Olga Saukh’s inauguration talk at Graz Technical University, titled “Towards embedded intelligence in IoT systems,” will be held as an online lecture.
If you want to attend, please send an email to email@example.com
As the IoT era expands, we observe more and more sensors embedded into our everyday objects such as medical devices, wearables, home appliances, mobile and static IoT devices. Data processing coming from these devices has been traditionally performed in the cloud or in the backend infrastructure and is now increasingly shifted to edge devices to save energy, bandwidth and preserve ownership rights on sensitive data to gain trust.

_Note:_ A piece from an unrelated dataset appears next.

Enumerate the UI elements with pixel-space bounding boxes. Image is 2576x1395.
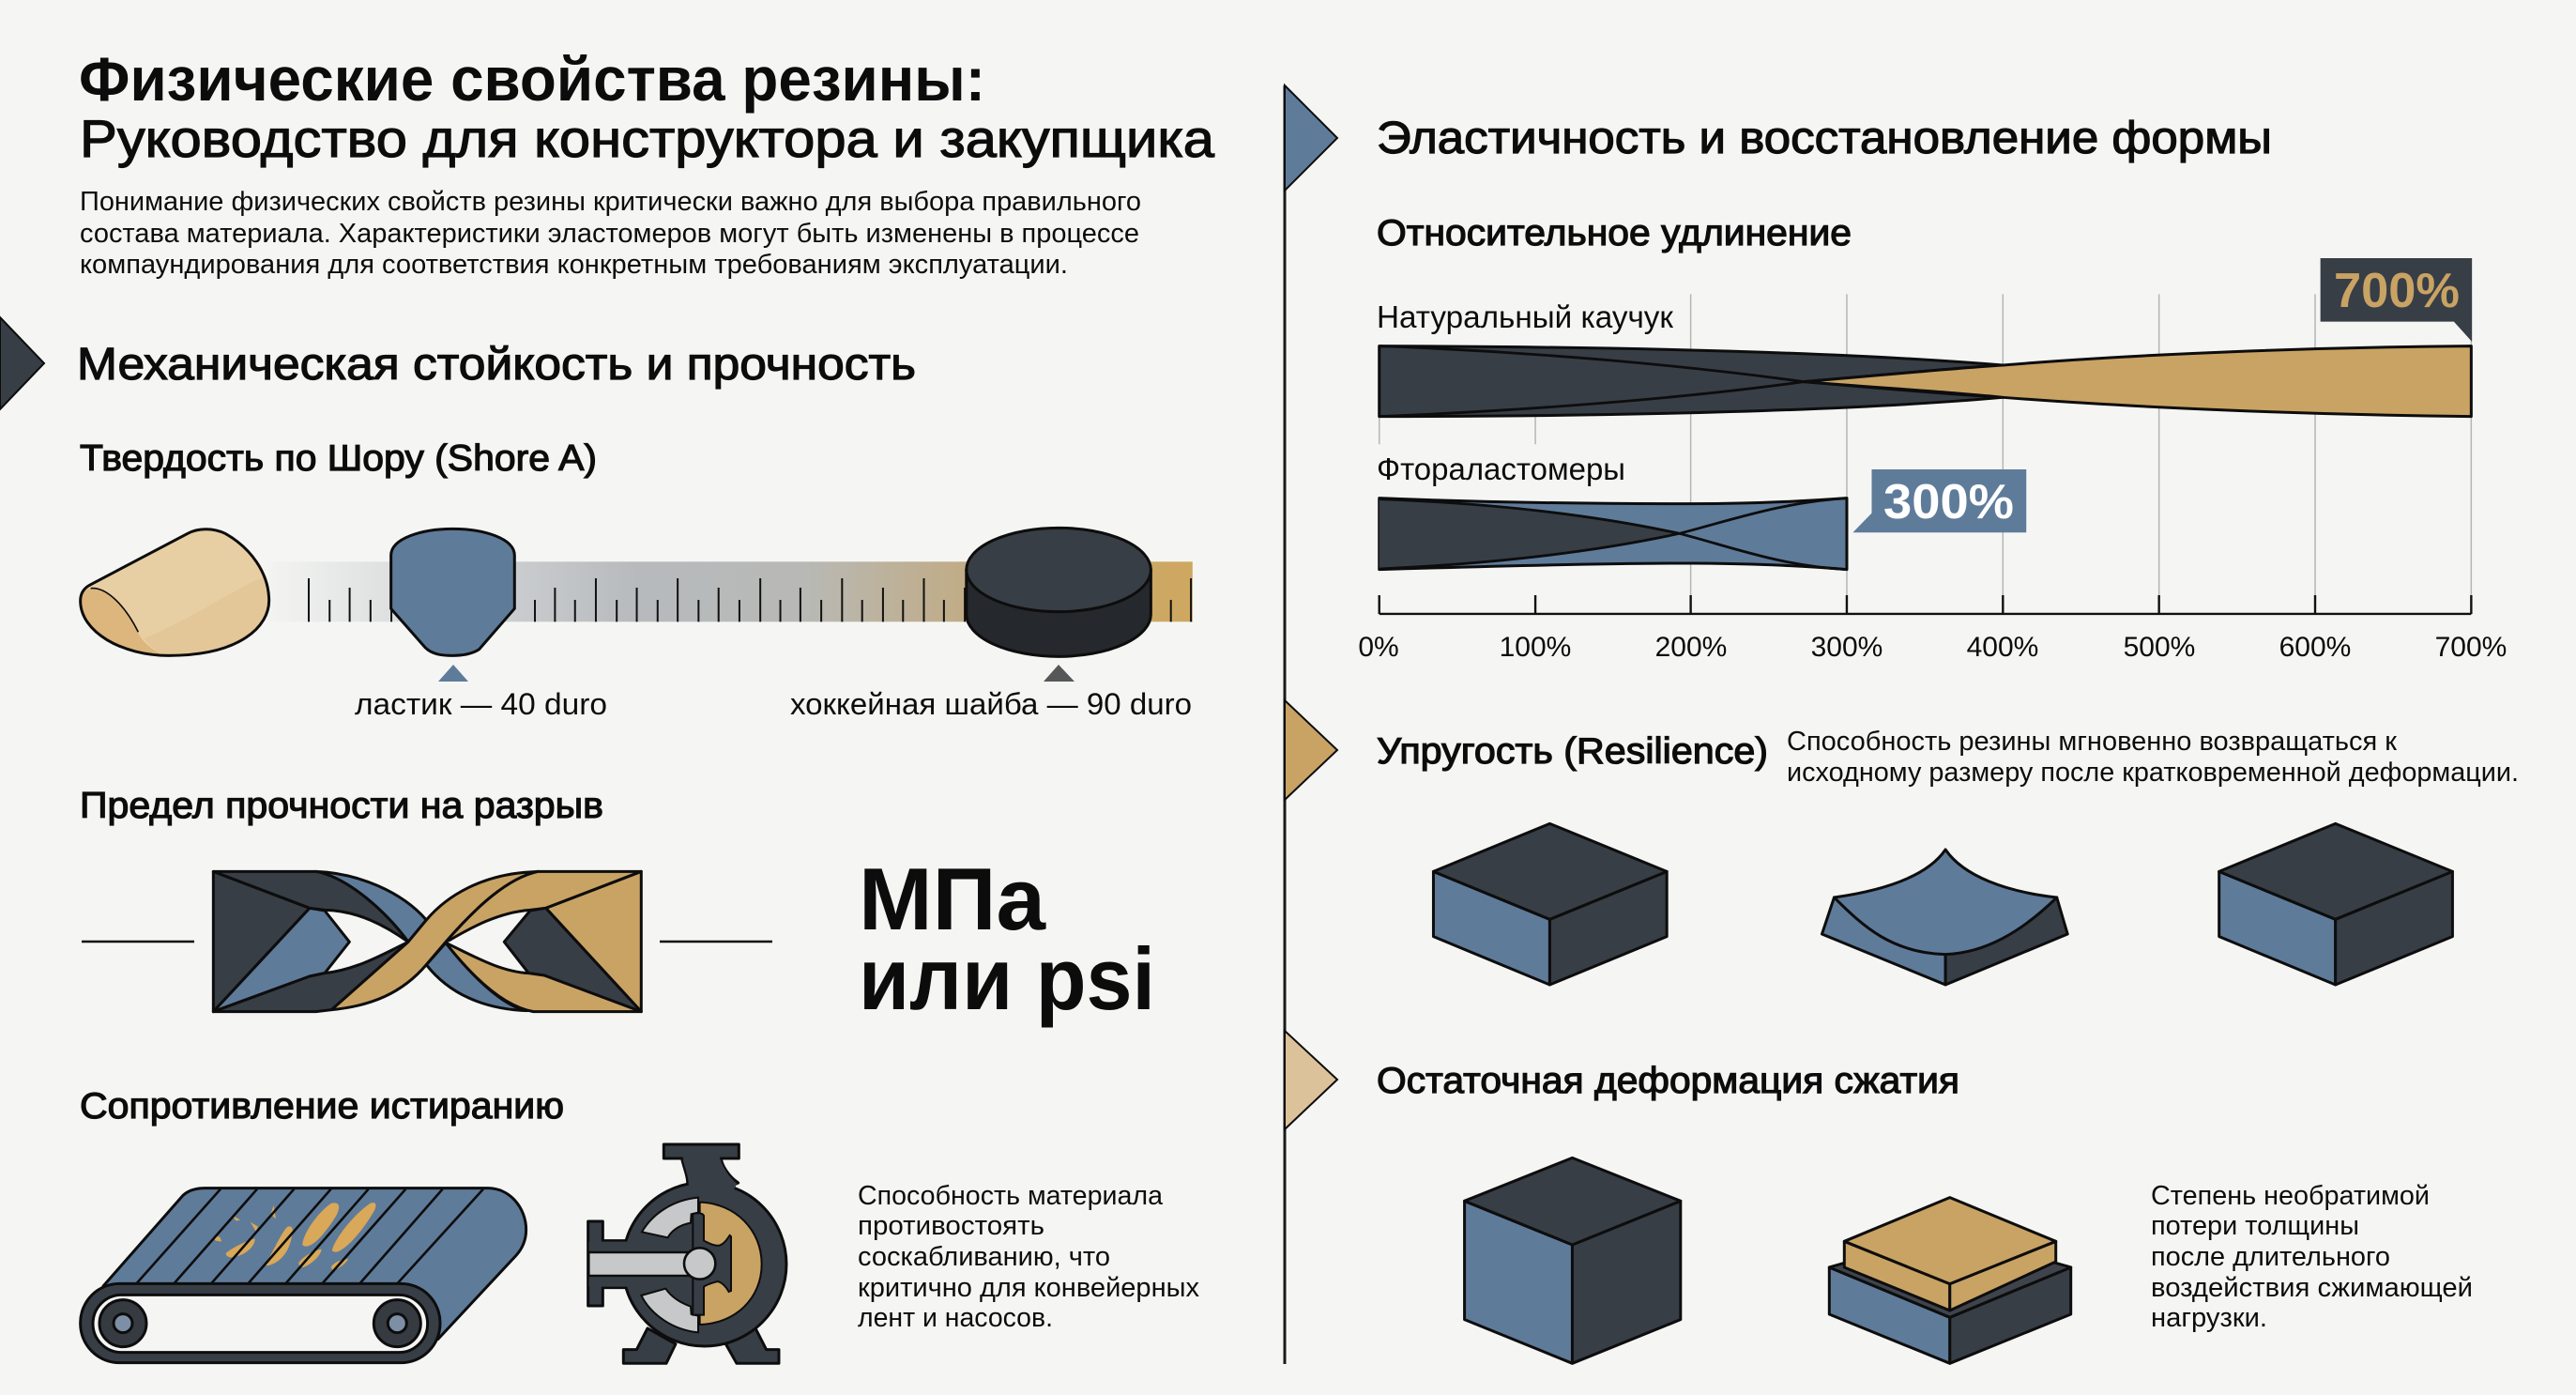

It’s incredibly rewarding to build small, cost-effective, autonomous and adaptive systems to make the world a better place! Embedded intelligence is gaining a momentum, with autonomous driving, autonomous robots, interactive assistants and intelligent early warning systems being just a few examples. The society increasingly depends on smart objects and thus dependability and trust are key for their societal acceptance.
But can we really trust embedded intelligence? Sensor readings coming from low-cost miniaturised sensors suffer from noise, drifts and unexpected failures. Severely resource-optimised machine learning models have to deliver high prediction quality on unseen data, provide performance guarantees and robustness to input disturbances and unknowns in the real-world.
Making embedded intelligence systems trustworthy constitutes an outstanding challenge for the years to come.In this talk, I will summarise our research activities towards building embedded intelligence in IoT systems and formulate open questions in this exciting field. First, how to ensure effectiveness of these systems given limited computation, memory and energy resources. Second, how to make these systems work reliably and adapt to changes, despite unpredictability of the physical world. Third, how to make sure embedded intelligence develops into an energy-efficient and sustainable technology. Finally, how to protect user privacy when deploying these systems in sensitive contexts.